By understanding the proportion of complex files in your application, files with high complexity and low coverage, compared to its size, we have a good idea of complexity and potential challenges we may face when doing the upgrade. This kind of complexity can drive the cost of upgrading up by requiring more time from our team to fully understanding what is going on with a specific module, for example, and how to find a solution for the upgrade, or even more communication and input from your team when it comes to making decisions about potential paths to take.
It is worth noting that complexity doesn’t necessarily relate to application size. There are very large applications that don’t have higher levels of associated code complexity and, although it’ll take longer to upgrade them compared to a smaller application of similar complexity, small applications with very high complexity can actually take longer to upgrade in comparison.
In addition to complexity and test coverage, specific characteristics of a codebase might make the upgrade effort higher or lower. These can include, for example, usage of monkey patching (and whether these patches are covered by tests or not), number of forked and outdated gems, number of dependencies with incompatibilities, among many other things.
Process-related characteristics, such as review and QA flow, potential blockers, deployment process can also impact the length and cost of the upgrade.
The cost and duration of a Rails upgrade are influenced by various factors. Generally, the upgrade becomes less expensive as your current Rails version approaches the latest one. Additionally, having extensive coverage and less complex modules further reduces the cost.

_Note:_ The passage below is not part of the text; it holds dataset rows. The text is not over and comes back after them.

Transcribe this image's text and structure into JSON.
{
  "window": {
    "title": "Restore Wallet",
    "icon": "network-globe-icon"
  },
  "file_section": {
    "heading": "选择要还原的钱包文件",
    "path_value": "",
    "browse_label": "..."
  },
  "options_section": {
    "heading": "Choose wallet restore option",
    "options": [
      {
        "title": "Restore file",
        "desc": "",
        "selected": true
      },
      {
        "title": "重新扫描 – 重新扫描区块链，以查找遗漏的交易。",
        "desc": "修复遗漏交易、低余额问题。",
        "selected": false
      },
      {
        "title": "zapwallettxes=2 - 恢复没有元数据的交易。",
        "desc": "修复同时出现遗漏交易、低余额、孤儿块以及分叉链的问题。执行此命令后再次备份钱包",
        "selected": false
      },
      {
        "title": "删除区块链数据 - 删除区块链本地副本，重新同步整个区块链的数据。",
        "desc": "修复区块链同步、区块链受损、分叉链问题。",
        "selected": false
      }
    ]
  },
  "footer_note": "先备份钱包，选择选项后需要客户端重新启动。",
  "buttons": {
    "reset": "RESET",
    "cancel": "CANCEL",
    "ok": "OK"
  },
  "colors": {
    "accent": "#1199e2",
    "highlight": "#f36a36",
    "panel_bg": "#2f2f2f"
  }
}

Although upgrading Rails, be it in-house or with a vendor, can seem like a costly project at first, when considering the costs associated with risk and compliance issues that can arise from running old dependencies in production, the reduction in your team’s productivity and the new features and improvements you’re missing out on and associated opportunity cost, it is a project with a high return on investment.